Thursday, September 6, 2012

The Rhetorical Situation: Response (It was late and I was tired.)


Rhetoric is created when a person has an exigence, an urgent matter that needs attention. So a question is asked that creates a discourse opening the listeners mind up to the point of view of the asker. Bitzer says rhetoric is used to persuade a reader by never actually asking the audience to change. This paper has rocked my world. We live in a world where we are constantly told what to do and why. We are never given the option to see the other point of view. Rhetoric gives us just that, its whole purpose is to get us to negate our fidelity and open us up to a different perspective. The rhetorical question we are asked is supposed to sub-consciously make us see/understand something the listener does not believe in.  A rhetorical situation is technically not real, it is one polarized scenario created to avoid said scenario. Rhetoric is amazing though because ideally it is used to shift a stance from a negative to a positive. Though a rhetorical position or view is always going to be positive whether it is or is not. Looking again to the world we live in we see that everywhere. Everything is made to look beneficial to us by using one form of rhetoric or another.  A better example is in the Mad Men clip we saw, which basically said “Smoking is dangerous. So is driving a car.

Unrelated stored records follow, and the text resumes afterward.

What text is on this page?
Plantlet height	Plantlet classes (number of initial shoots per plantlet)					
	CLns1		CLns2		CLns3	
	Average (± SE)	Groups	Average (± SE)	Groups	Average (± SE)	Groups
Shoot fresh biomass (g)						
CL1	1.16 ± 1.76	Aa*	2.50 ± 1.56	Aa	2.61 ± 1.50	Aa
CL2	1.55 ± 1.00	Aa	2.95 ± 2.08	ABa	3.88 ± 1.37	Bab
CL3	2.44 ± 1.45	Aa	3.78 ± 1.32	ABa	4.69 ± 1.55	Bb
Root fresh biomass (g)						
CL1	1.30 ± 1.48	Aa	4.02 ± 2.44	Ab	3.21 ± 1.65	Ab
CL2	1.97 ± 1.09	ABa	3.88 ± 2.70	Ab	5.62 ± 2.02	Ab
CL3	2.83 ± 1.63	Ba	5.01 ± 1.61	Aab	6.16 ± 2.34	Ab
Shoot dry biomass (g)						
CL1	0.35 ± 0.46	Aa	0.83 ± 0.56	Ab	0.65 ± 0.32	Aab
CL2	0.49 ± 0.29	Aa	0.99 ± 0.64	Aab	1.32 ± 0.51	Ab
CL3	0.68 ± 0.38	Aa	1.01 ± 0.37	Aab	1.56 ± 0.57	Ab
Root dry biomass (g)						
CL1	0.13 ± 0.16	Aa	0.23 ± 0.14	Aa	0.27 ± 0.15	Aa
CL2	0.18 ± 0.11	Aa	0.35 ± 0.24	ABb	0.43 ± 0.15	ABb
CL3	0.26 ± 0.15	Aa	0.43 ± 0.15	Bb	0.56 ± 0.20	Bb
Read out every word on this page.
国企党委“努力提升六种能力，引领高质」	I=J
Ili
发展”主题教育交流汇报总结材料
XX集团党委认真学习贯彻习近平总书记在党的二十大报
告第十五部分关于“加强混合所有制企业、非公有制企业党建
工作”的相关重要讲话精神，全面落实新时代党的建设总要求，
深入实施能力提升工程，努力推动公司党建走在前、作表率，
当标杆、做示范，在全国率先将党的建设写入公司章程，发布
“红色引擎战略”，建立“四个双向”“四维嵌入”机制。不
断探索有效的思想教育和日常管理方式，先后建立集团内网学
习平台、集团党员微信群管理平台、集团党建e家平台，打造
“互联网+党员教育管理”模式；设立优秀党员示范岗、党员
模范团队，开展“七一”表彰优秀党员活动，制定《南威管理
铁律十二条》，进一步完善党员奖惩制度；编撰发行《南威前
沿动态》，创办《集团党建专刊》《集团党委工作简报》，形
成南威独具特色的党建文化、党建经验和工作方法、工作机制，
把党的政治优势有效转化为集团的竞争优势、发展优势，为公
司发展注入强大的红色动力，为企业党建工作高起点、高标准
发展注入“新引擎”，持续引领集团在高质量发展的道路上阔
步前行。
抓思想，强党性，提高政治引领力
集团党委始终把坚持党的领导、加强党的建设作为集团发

So is smoking really that dangerous.” Or “Our tobacco isn’t as bad as the other guys because our tobacco is toasted”. One other great example of rhetoric is in Albert Camus’ “The Myth of Sisyphus” where he argues that even though Sisyphus is suffering eternal damnation he is in fact happy. I find that rhetoric is a good thing, in the right hands, which I know is very subjective from person to person. I also find that it is a part of life, and always will be in our imperfect world. It is cool to think about a perfect world where rhetoric would be non-existent, because there would be no need for it. That’s just fantasy I suppose.